Pakistan which is a significant Muslim state playing an active role in world politics, but failed to control sexual exploitation of many thousands of poor and vulnerable children. Nayeen stays one of them, whose narration unveils the unheard. On sharing his story with fidgeting hands, he bows his head in agony blaming himself for so many unresolved fixations of the maiden sexual assault he experienced at a very young age in street.

“Eight and a half, I was little,” Naeeyn pauses to take a sigh of relief.

For Naeeyn in Peshawar, the only source of income was picking garbage in gutters and waste dumps for recycling. Working up to fourteen hours a day, when he would pay rent to book bed in a local street hotel for a night’s stay, he would fall prey to adverse human sexual assaults sometimes by hotel-owners and rest of the times by bus-drivers who would book beds in street hotels and seek him, or other children like him to gratify their sexual needs.

“They would wake me up, tell me to climb the roof of the bus and do bad things with me.” He says.“ Sometimes they offered me a soft drink in return,” he adds.

Back in 2014, he came across the head of an NGO, Afzal Jahangir who was working for the welfare of the street children in Peshawar, ensured him food, education, medication and security.

“They really looked after us, they collect kids from dirty, druggy places and bring them here.”

After spending a time period of one month, he experienced the worst drug withdrawal symptoms in the welfare center.
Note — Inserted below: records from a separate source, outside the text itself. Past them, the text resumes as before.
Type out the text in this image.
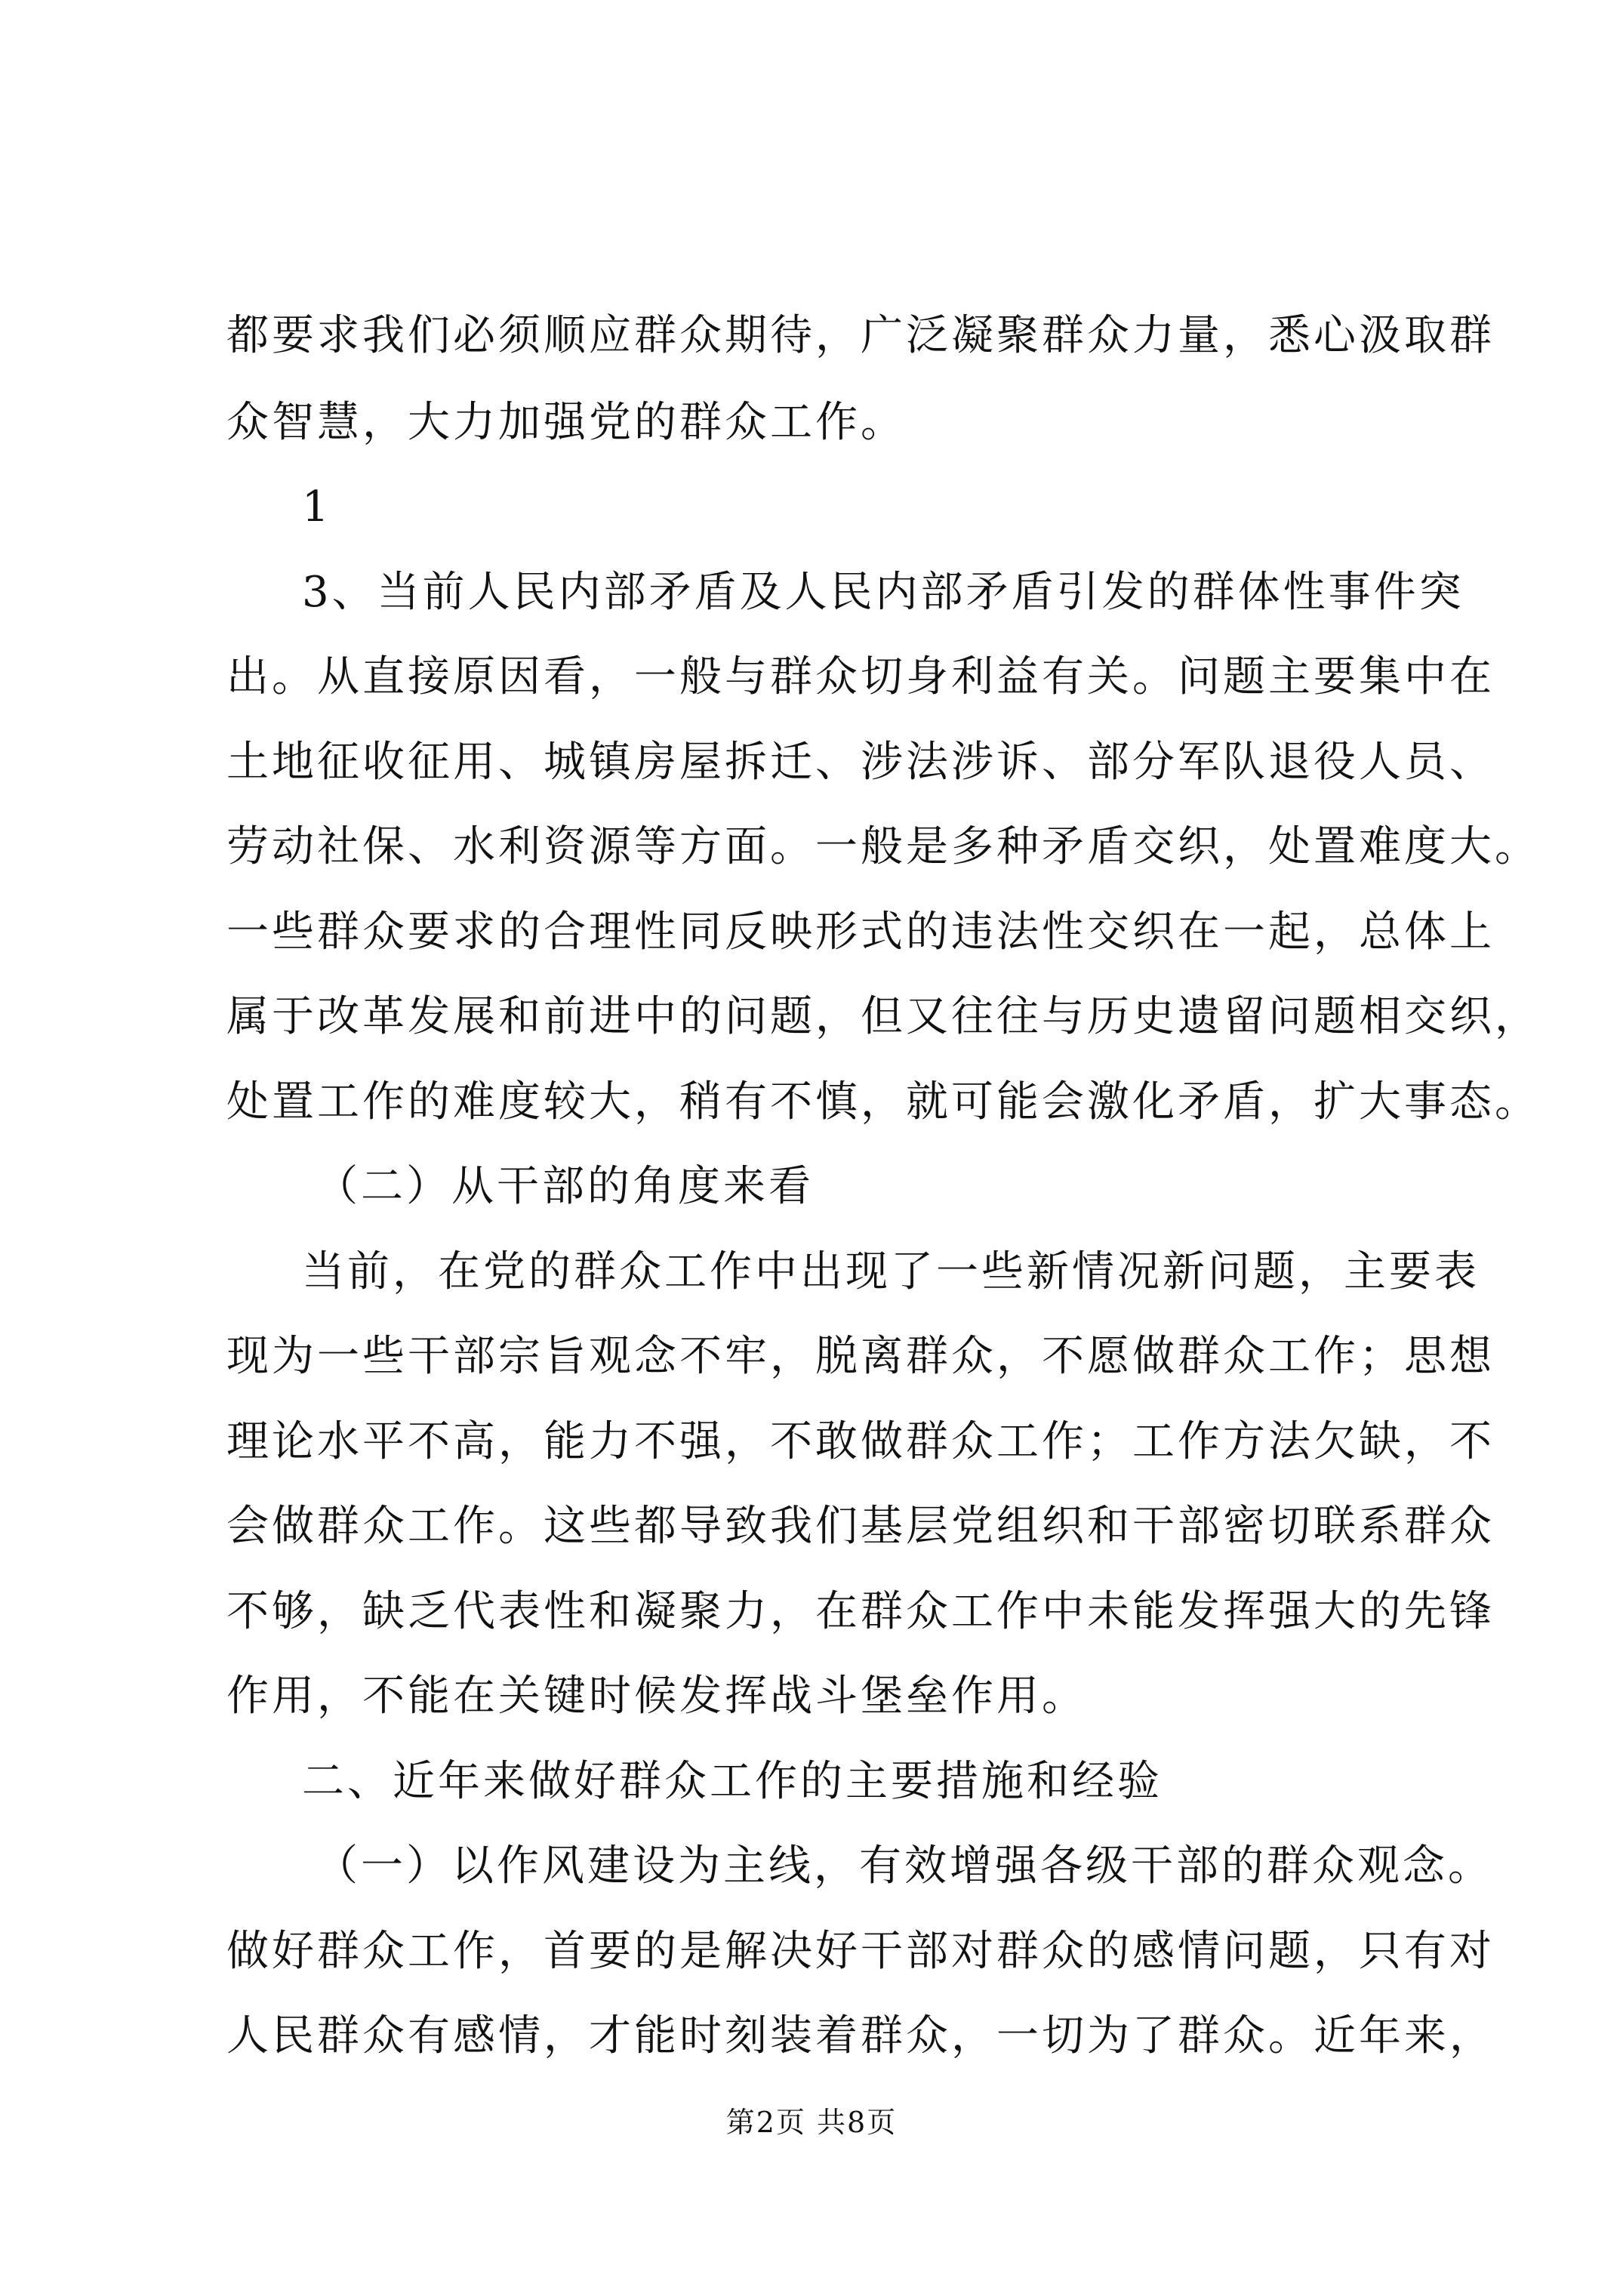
都要求我们必须顺应群众期待，广泛凝聚群众力量，悉心汲取群
众智慧，大力加强党的群众工作。
1
3、当前人民内部矛盾及人民内部矛盾引发的群体性事件突
出。从直接原因看，一般与群众切身利益有关。问题主要集中在
土地征收征用、城镇房屋拆迁、涉法涉诉、部分军队退役人员、
劳动社保、水利资源等方面。一般是多种矛盾交织，处置难度大。
一些群众要求的合理性同反映形式的违法性交织在一起，总体上
属于改革发展和前进中的问题，但又往往与历史遗留问题相交织，
处置工作的难度较大，稍有不慎，就可能会激化矛盾，扩大事态。
（二）从干部的角度来看
当前，在党的群众工作中出现了一些新情况新问题，主要表
现为一些干部宗旨观念不牢，脱离群众，不愿做群众工作；思想
理论水平不高，能力不强，不敢做群众工作；工作方法欠缺，不
会做群众工作。这些都导致我们基层党组织和干部密切联系群众
不够，缺乏代表性和凝聚力，在群众工作中未能发挥强大的先锋
作用，不能在关键时候发挥战斗堡垒作用。
二、近年来做好群众工作的主要措施和经验
（一）以作风建设为主线，有效增强各级干部的群众观念。
做好群众工作，首要的是解决好干部对群众的感情问题，只有对
人民群众有感情，才能时刻装着群众，一切为了群众。近年来，
第2页 共8页
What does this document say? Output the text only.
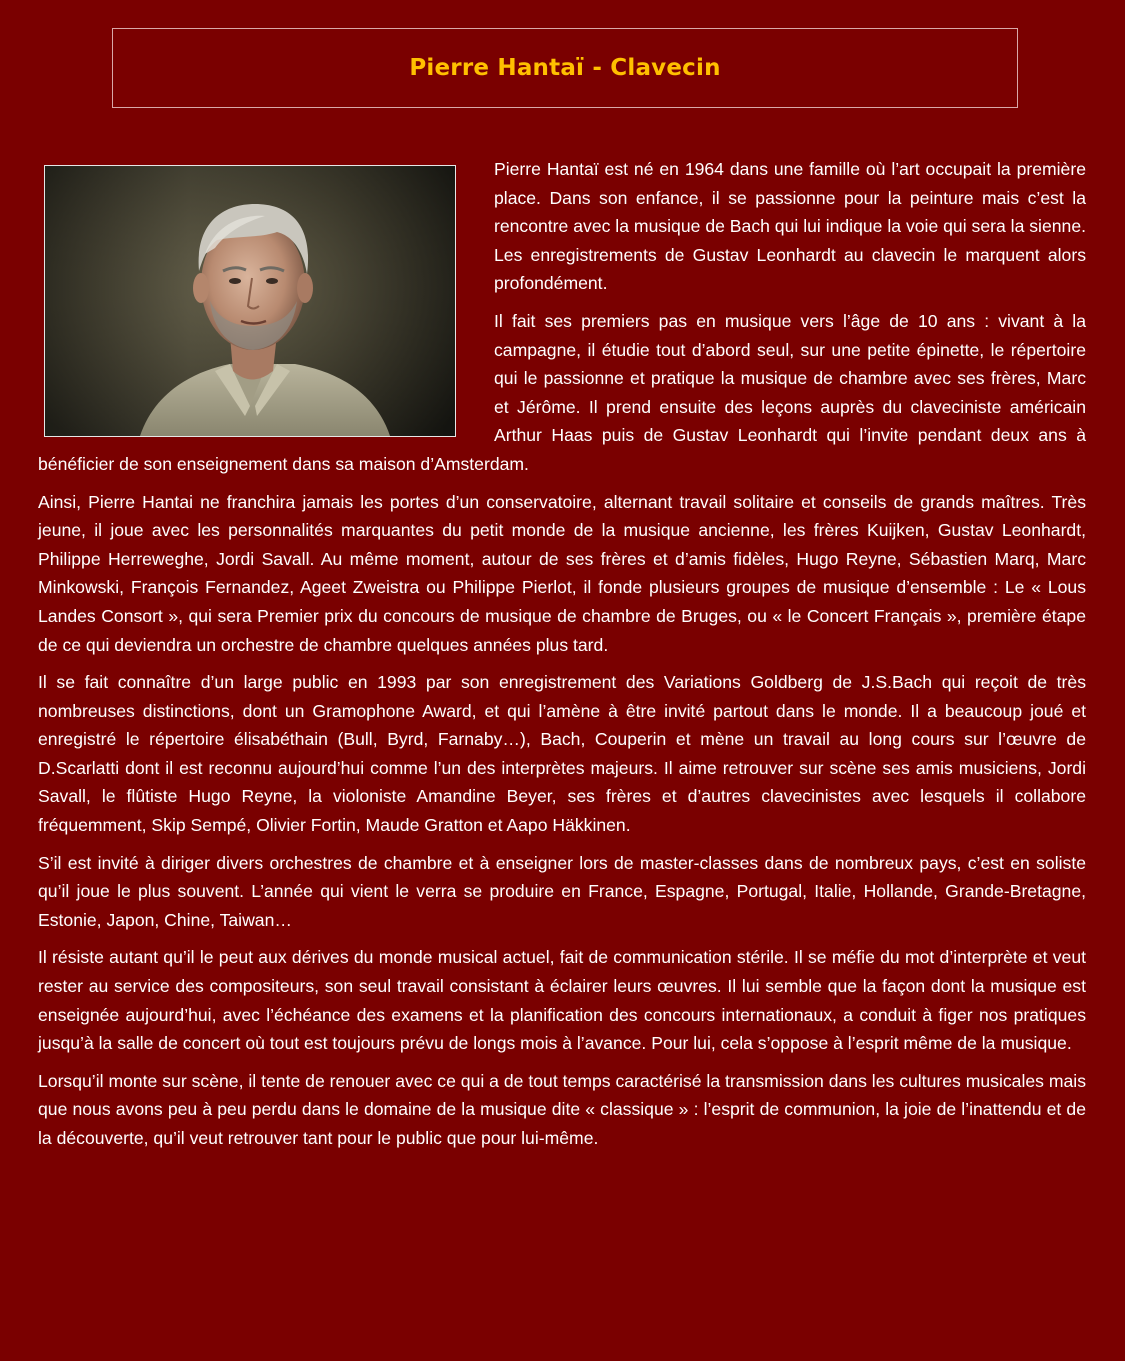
Pierre Hantaï - Clavecin

Pierre Hantaï est né en 1964 dans une famille où l’art occupait la première place. Dans son enfance, il se passionne pour la peinture mais c’est la rencontre avec la musique de Bach qui lui indique la voie qui sera la sienne. Les enregistrements de Gustav Leonhardt au clavecin le marquent alors profondément.

Il fait ses premiers pas en musique vers l’âge de 10 ans : vivant à la campagne, il étudie tout d’abord seul, sur une petite épinette, le répertoire qui le passionne et pratique la musique de chambre avec ses frères, Marc et Jérôme. Il prend ensuite des leçons auprès du claveciniste américain Arthur Haas puis de Gustav Leonhardt qui l’invite pendant deux ans à bénéficier de son enseignement dans sa maison d’Amsterdam.

Ainsi, Pierre Hantai ne franchira jamais les portes d’un conservatoire, alternant travail solitaire et conseils de grands maîtres. Très jeune, il joue avec les personnalités marquantes du petit monde de la musique ancienne, les frères Kuijken, Gustav Leonhardt, Philippe Herreweghe, Jordi Savall. Au même moment, autour de ses frères et d’amis fidèles, Hugo Reyne, Sébastien Marq, Marc Minkowski, François Fernandez, Ageet Zweistra ou Philippe Pierlot, il fonde plusieurs groupes de musique d’ensemble : Le « Lous Landes Consort », qui sera Premier prix du concours de musique de chambre de Bruges, ou « le Concert Français », première étape de ce qui deviendra un orchestre de chambre quelques années plus tard.

Il se fait connaître d’un large public en 1993 par son enregistrement des Variations Goldberg de J.S.Bach qui reçoit de très nombreuses distinctions, dont un Gramophone Award, et qui l’amène à être invité partout dans le monde. Il a beaucoup joué et enregistré le répertoire élisabéthain (Bull, Byrd, Farnaby…), Bach, Couperin et mène un travail au long cours sur l’œuvre de D.Scarlatti dont il est reconnu aujourd’hui comme l’un des interprètes majeurs. Il aime retrouver sur scène ses amis musiciens, Jordi Savall, le flûtiste Hugo Reyne, la violoniste Amandine Beyer, ses frères et d’autres clavecinistes avec lesquels il collabore fréquemment, Skip Sempé, Olivier Fortin, Maude Gratton et Aapo Häkkinen.

S’il est invité à diriger divers orchestres de chambre et à enseigner lors de master-classes dans de nombreux pays, c’est en soliste qu’il joue le plus souvent. L’année qui vient le verra se produire en France, Espagne, Portugal, Italie, Hollande, Grande-Bretagne, Estonie, Japon, Chine, Taiwan…

Il résiste autant qu’il le peut aux dérives du monde musical actuel, fait de communication stérile. Il se méfie du mot d’interprète et veut rester au service des compositeurs, son seul travail consistant à éclairer leurs œuvres. Il lui semble que la façon dont la musique est enseignée aujourd’hui, avec l’échéance des examens et la planification des concours internationaux, a conduit à figer nos pratiques jusqu’à la salle de concert où tout est toujours prévu de longs mois à l’avance. Pour lui, cela s’oppose à l’esprit même de la musique.

Lorsqu’il monte sur scène, il tente de renouer avec ce qui a de tout temps caractérisé la transmission dans les cultures musicales mais que nous avons peu à peu perdu dans le domaine de la musique dite « classique » : l’esprit de communion, la joie de l’inattendu et de la découverte, qu’il veut retrouver tant pour le public que pour lui-même.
On being prescribed the usage of no drugs, he had already broken his vows of not using them at all.

“Cold winds blew off my head,” he utters. “I experienced surges of needles pricking in and out of my skin,” says Naeeyn.

Like many of the children, who had become drug and sex addicts, he too escaped from Afzal’s center; which barely had a partially sleepy guard to control order, after a month. With no other place to sleep he would hang around the city’s main bus terminal where the beds were laid out in the air each evening for drivers to catch them falling asleep between journeys.

“I was sleeping on bed there once, four people grabbed me and threw me in a car. One was a bus driver, the other three heroin addicts. All four of them raped me, after which I was bleeding and I fainted” he says.

Naeeyn was lucky enough to be brought back to a drug rehabilitation center earlier in 2015, which he never left and began recovering back to normal life. Meanwhile, his family was also traced and he was submitted after six months under the custody of his family members. His family, including an elder brother, uncle and an aunt were also given proper counselling sessions for two months in order to cope up with the psycho-social and physical needs of the boy in a darkest hour of his life and assist him ascend out from all herculean odds of hot water, he had been living in.

“It was a difficult time. I had become an addict. People at the rehab center took good care of me” he says. “I started going to school, lived with my family, and ate good food afterwards. I am a happy man now.”